Electric vehicleEnergy

Electric car sales are on the rise, and experts believe there are methods to reduce costs

Noel McIntosh has always been a vintage automobile enthusiast, but his electric car now holds pride of position in his garage. In a 1913 Rolls Royce, the seasoned long-distance driver has been able to drive from London to Vladivostok and perhaps even around Australia.

His Electric Vehicle sits alongside his 1937 Bentley and 1936 Riley, which he used to work as a mechanical engineer. He now drives it between Sydney as well as Melbourne on a regular basis, charging it four times along the route. In part, he explained, “we were interested in electric vehicles since my wife and I are computer geeks, and we really loved looking at the Tesla, that is sort of 50% computer and 50% car.”

Mr. McIntosh is among an increasing number of automotive enthusiasts who are enthusiastic about electric vehicles. In the first six months of 2021, Australians bought over 8,600 electric vehicles, surpassing the number sold in 2020. Lena, a Melbourne resident, purchased her electric car mostly for environmental reasons. It’s just been three weeks since she got it. “This is how future automobiles will look.” “So, I figured, why not give it a shot?” she explained. “I’m completely enamored with it.”

However, she admitted that purchasing an electric vehicle was a “very, very huge” decision. She informed the ABC at the electric car charging station outside a shopping center, “Particularly with needing to come here to power till I receive my house charger.” “You must plan your visits and ensure that you have enough battery.”

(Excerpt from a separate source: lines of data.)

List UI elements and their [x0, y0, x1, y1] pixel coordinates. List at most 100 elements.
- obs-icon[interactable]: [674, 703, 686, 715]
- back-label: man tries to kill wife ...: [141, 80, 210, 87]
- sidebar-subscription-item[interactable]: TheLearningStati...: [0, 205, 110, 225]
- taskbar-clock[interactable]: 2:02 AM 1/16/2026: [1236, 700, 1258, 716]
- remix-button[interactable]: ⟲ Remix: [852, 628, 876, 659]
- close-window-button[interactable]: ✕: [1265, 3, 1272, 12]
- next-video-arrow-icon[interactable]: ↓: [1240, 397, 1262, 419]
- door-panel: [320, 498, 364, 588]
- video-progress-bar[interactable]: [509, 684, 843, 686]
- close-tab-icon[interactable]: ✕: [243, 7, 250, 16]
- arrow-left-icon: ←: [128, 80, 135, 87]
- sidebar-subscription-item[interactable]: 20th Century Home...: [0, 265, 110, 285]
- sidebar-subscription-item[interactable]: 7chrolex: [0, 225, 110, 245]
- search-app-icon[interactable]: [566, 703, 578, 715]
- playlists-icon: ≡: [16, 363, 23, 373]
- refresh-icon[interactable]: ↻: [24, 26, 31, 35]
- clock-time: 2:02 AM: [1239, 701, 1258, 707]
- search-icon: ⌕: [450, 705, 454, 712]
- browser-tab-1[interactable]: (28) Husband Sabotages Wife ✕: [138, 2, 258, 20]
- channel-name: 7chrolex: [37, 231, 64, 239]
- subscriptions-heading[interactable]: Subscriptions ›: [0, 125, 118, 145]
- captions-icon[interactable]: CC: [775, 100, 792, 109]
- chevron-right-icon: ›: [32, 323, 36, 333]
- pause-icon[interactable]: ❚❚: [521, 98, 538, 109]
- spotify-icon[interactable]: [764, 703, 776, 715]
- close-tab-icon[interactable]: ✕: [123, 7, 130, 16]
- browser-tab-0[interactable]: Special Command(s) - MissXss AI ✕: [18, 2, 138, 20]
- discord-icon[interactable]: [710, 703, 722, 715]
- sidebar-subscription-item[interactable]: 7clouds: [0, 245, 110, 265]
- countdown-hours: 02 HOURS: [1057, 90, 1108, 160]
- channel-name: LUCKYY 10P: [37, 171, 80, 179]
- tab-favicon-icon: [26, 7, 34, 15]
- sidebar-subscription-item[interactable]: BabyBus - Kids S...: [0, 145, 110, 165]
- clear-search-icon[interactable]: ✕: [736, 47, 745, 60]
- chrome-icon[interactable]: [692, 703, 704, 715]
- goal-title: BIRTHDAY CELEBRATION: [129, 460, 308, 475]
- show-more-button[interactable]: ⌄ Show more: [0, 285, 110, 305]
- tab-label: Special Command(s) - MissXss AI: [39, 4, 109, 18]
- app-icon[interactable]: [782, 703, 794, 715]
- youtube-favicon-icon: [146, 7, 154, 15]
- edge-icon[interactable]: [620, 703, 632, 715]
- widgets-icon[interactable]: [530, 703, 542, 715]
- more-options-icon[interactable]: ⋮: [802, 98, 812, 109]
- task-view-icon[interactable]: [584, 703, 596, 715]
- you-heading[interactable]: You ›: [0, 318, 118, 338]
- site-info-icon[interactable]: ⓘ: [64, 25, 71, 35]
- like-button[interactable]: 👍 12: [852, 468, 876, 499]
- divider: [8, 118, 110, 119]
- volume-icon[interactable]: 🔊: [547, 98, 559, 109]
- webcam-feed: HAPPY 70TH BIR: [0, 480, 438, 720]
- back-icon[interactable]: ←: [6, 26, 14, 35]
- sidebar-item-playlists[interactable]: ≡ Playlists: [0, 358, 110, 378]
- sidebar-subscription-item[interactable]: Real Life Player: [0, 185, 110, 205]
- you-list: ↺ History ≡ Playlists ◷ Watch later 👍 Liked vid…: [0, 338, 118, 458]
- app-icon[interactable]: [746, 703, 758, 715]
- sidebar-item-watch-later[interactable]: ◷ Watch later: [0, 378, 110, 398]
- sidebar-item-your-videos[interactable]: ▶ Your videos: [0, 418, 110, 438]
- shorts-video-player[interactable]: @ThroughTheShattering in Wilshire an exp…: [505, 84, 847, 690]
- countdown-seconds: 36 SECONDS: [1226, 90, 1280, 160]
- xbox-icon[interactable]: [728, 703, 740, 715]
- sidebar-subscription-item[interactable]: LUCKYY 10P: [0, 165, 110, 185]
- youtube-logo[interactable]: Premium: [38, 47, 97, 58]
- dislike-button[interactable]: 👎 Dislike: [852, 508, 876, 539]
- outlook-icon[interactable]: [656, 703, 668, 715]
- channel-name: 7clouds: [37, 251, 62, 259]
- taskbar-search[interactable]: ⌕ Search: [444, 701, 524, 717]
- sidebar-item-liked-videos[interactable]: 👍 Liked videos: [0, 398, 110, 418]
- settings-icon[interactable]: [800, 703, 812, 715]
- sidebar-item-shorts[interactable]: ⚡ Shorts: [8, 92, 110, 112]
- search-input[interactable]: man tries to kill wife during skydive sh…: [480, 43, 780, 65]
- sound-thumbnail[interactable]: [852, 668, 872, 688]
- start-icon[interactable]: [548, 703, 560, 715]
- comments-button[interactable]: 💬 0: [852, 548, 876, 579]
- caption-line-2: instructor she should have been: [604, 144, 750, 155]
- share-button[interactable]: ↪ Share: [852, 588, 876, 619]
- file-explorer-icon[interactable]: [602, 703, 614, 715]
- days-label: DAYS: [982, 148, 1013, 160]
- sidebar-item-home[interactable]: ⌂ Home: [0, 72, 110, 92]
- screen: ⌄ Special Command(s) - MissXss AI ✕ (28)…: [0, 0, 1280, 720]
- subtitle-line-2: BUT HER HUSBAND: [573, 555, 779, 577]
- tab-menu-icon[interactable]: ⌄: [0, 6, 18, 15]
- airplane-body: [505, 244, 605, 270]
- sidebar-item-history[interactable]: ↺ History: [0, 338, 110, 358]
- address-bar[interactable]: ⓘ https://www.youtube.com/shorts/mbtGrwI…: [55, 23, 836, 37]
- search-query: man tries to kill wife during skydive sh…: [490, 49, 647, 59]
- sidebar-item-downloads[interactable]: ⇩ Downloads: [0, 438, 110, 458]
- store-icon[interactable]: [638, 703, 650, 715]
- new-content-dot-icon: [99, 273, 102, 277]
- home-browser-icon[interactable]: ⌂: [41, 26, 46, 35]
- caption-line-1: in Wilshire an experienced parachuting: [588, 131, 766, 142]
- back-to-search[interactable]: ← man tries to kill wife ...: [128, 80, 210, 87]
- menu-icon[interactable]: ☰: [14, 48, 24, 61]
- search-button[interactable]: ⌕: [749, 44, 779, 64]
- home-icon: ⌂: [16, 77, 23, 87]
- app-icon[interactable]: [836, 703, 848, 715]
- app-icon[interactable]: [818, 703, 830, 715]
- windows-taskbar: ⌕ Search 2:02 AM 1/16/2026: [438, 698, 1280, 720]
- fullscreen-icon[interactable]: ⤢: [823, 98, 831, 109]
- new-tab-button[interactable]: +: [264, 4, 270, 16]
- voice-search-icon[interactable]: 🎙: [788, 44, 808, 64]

Consumer anxiety regarding where and when they may charge an electric vehicle, according to Marty Andrews, CEO of Chargefox, which is Australia’s largest electric car charging network, is a major stumbling block to growth. It’s known as “range anxiety.”

“There are 3 main reasons for the sluggish adoption of electric vehicles in Australia,” he explained. “The first is the consumer’s choice of models.” Another factor is the vehicle’s cost. They’re quite pricey, but they’re getting cheaper.” Finally, there is a shortage of infrastructure for electric vehicle owners to use to power their vehicles while on the road.”

More funding for charging infrastructure was included in the federal government’s Future Fuels initiative, which was released last week. Subsidies for electric vehicles were not included in the government’s plan, which Mr. Andrews believes should be examined. “Whether it’s tax breaks, rebates, or even emission rules to incentivize manufacturers to balance their sales of gasoline and electric cars,” he said.

“There is clearly an opportunity to equip manufacturers with some emission guidelines for the Australian fleet.” That would make a significant impact in terms of providing more options to Australians and likely putting downward pricing pressure on prices.” Subsidies, according to Renate Egan of the University of New South Wales Centre for Advanced Photovoltaics, are not the answer.